Why is the model malware?

That word has a meaning, and a model that isn’t politically aligned isn’t it.

That said, I’ve been using deep seek distilled to qwen, which should yield an incredibly censored model if they had been censoring the models, but instead yields a pretty balanced model that is more than willing to talk about Tiananmen and Xi Jinpings human rights failings.

markus_zhang

"Underpaid? Backbench MPs, Darling? Being an MP is a vast subsidised ego trip. It's a job for which you need no qualifications, no compulsory hours of work, no performance standards. A warm room and subsidised meals for a bunch of self-opinionated windbags and busybodies who suddenly find people taking them seriously because they got letters "MP" after their names. How can they be underpaid when there're about two hundred applicants for every vacancy? You could fill every seat twenty times over even if they have to pay to do the job."

-- Honorable ex Prime Minister Jim Hacker

whatever1

So the Bill is proposed by the same Hawley who was giving fist ups to the mob that was chanting for the hanging of the vice president, attacking police officers, and literally defecating and breaking the Capitol building?

jameslk

The bill is political theater and this article is playing into it.

A downloaded model that can be run on US servers is covered by the first amendment as free speech. This is not the same circumstance as the law that required TikTok divest of its platform, which was over spying concerns[0]. You can’t spy on Americans when data is kept on US servers.

0. Per the TikTok Supreme Court ruling:

https://www.supremecourt.gov/opinions/24pdf/24-656_ca7d.pdf

There is no doubt that, for more than 170 million Americans, TikTok offers a distinctive and expansive outlet for expression, means of engagement, and source of community. But Congress has determined that divestiture is necessary to address its well-supported national security concerns regarding TikTok’s data collection practices and relationship with a foreign adversary. For the foregoing reasons, we conclude that the challenged provisions do not violate petitioners’ First Amendment rights.

apparent

How does this theory about free speech apply to laws banning child pornography? Aren't the image files just binary code, after all?

nl

> A downloaded model that can be run on US servers is covered by the first amendment as free speech.

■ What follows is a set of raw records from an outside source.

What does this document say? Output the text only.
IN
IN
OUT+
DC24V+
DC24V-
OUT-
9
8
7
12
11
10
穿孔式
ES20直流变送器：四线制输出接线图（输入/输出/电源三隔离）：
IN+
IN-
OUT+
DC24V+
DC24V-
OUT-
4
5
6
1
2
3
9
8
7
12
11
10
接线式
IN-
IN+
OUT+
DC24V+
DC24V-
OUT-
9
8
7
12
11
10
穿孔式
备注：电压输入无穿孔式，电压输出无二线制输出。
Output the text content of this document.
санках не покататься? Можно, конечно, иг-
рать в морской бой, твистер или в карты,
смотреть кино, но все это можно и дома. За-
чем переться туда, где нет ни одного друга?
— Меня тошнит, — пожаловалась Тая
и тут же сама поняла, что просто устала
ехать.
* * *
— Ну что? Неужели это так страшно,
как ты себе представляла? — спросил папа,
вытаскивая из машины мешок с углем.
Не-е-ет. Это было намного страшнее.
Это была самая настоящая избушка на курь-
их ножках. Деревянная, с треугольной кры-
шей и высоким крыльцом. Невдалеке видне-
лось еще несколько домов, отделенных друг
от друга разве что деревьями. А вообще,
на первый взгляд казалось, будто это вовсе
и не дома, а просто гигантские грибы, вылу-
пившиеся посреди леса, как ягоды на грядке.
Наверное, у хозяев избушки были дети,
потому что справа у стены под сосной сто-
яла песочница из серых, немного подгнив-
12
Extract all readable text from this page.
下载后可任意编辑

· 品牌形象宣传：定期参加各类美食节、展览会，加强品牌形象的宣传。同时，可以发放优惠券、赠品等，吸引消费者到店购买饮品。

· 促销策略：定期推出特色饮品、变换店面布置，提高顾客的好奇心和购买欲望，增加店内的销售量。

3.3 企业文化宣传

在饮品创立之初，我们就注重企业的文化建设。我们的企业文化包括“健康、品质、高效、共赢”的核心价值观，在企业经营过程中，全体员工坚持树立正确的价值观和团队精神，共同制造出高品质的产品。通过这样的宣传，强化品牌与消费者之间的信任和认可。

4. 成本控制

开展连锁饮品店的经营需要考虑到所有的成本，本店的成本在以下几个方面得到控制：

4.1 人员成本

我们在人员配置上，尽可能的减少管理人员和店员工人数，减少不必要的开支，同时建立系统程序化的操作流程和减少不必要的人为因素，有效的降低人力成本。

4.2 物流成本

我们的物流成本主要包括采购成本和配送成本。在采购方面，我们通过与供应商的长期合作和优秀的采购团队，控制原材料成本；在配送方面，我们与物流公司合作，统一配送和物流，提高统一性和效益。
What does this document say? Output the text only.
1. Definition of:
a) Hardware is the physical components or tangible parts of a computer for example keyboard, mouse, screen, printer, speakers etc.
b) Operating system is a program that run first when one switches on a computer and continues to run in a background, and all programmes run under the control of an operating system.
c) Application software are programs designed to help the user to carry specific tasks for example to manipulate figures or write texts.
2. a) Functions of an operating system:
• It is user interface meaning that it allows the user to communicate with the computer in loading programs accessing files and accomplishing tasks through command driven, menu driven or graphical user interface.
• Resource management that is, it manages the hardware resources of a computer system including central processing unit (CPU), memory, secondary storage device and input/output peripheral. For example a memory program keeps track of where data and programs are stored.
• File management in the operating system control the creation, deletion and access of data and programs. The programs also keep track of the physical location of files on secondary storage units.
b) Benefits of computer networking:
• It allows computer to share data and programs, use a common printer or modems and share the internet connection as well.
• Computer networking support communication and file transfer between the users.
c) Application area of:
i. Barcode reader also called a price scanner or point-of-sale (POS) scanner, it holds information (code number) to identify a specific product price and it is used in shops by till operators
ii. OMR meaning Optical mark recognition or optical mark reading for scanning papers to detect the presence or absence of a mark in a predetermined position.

This is absolutely not settled law.

selfhoster

> A downloaded model that can be run on US servers is covered by the first amendment as free speech.

Even Google AI said that an LLM is not itself covered under free speech; only the content it produces, which itself is ironic since AI companies stole world copyrighted data to feed into their LLM software machines.

mikeInAlaska

From the article:

> Hawley introduced the legislation, titled the Decoupling America’s > Artificial Intelligence Capabilities from China Act, > on Wednesday of last year.

On Wednesday of last year you say.... hmmm what wrote this article

cma

Deepseekv3 was released in Dec. and already had really good non reasoning benchmarks and most of the inference cost savings.